Friday, September 12, 2008

Warren

(My friend showed me another email with GS on the very same day. I agree it is illuminating.)

GS,

Some important survival tips that I have learned in last bear market.

  1. Buy only when Mr. Market feels hopeless, not just panic. Based on previous observations, Mr. Market is considered hopeless when the turnover of market drops by 80% compared to its peak in bull market.
  2. After a drastic panic plunge, there will be 20-30% further “slow decay” despite several sizable rebounds in a typical bear market, all speculators will be driven off by then.
  3. Don’t trust any “research report” or “recommendation” from the investment banks.
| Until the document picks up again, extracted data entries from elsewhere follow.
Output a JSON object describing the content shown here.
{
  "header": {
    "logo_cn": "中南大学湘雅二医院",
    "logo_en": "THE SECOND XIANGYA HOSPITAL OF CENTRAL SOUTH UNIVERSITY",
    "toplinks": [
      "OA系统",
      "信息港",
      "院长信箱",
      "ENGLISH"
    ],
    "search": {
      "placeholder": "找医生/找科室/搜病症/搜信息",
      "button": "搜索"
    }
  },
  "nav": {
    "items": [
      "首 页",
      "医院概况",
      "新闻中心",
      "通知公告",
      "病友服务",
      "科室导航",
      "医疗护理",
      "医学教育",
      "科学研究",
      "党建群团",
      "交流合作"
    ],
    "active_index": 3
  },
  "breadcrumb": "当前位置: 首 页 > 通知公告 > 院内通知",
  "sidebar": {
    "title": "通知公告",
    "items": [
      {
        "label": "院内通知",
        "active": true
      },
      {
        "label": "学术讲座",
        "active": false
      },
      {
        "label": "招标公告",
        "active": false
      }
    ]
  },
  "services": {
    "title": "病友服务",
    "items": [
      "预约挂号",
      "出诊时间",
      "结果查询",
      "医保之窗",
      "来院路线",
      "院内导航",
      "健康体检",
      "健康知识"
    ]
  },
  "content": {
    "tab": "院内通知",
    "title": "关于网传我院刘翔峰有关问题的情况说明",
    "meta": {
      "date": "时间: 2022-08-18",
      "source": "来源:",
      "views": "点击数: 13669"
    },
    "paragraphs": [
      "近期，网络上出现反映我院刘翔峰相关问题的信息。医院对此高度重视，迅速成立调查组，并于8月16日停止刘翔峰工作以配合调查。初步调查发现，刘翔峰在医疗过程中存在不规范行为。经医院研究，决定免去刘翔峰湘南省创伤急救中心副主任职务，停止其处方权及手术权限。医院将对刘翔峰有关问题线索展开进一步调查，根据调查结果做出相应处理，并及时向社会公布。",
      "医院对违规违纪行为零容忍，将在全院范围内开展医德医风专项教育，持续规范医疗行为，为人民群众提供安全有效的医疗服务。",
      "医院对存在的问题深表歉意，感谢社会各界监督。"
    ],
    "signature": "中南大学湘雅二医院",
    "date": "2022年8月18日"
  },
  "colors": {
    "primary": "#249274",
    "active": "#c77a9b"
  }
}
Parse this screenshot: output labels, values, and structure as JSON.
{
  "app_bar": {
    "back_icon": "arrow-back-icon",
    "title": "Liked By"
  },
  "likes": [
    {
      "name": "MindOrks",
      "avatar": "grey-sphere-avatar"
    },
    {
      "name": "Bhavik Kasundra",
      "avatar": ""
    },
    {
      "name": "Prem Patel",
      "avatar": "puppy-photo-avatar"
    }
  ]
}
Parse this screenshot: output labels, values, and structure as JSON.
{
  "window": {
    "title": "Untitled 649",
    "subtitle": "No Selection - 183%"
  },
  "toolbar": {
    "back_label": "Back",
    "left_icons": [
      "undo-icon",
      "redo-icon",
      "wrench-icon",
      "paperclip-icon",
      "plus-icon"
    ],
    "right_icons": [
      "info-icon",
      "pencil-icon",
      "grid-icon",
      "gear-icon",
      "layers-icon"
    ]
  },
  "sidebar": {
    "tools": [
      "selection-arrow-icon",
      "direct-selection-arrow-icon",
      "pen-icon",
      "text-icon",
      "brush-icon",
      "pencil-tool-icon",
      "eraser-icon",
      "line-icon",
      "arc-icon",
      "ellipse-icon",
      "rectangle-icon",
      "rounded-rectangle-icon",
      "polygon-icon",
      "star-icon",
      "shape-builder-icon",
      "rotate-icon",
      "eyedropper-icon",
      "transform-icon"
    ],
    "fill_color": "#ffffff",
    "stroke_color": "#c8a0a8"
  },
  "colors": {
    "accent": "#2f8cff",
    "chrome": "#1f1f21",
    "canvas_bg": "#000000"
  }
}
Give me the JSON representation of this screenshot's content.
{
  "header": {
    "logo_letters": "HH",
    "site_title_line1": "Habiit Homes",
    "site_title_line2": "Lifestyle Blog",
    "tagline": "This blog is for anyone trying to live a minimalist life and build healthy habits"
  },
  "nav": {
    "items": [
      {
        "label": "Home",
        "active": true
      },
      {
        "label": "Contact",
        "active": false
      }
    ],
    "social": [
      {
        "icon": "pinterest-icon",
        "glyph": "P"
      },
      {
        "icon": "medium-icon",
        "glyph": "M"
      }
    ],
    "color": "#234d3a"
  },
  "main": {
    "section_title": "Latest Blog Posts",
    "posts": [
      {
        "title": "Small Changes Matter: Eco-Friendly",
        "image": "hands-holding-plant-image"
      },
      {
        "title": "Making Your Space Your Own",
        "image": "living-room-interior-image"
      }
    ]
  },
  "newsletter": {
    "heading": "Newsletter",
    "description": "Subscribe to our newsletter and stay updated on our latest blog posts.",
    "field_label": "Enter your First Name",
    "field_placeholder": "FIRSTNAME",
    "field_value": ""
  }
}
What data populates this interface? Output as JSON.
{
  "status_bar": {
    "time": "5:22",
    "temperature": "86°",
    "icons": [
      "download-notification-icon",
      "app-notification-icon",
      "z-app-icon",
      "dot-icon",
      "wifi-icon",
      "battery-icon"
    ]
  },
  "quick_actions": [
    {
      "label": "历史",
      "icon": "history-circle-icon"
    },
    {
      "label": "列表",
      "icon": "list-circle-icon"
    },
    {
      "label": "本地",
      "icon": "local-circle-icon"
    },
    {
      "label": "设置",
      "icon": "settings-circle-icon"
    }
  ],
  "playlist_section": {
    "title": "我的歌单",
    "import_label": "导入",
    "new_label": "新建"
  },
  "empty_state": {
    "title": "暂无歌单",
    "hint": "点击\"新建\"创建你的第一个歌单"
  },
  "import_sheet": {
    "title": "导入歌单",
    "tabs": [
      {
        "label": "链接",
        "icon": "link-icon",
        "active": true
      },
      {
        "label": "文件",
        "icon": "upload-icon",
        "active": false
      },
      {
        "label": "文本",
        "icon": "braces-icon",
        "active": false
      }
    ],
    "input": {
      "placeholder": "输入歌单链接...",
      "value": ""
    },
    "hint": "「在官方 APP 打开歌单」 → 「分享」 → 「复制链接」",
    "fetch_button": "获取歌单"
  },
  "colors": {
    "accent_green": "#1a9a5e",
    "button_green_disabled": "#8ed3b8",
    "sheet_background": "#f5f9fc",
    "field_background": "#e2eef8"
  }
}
Either they still need some “concept stocks” to speculate even in bear market or they just want to “escape” at better price.
  4. “10%-cut-loss” principle doesn’t work because you will need to cut loss for all stocks you have bought in bear market. Eventually you are left either cashless or hopeless after repeated cut loss.
  5. Don’t switch your provident fund to cash. This is a golden chance for your portfolio to accumulate shares at bargain price (provided you are holding an index fund or your fund manager is above-average) for your retirement.

However, nobody can accurately predict the market. My wife’s portfolio has further accumulated HSBC shares this morning at a PE of 9.8 and dividend rate of 6.1% (have you got any property with comparable rental return rate?). My portfolio is still keeping cash to wait for the massacre in A/H stock market.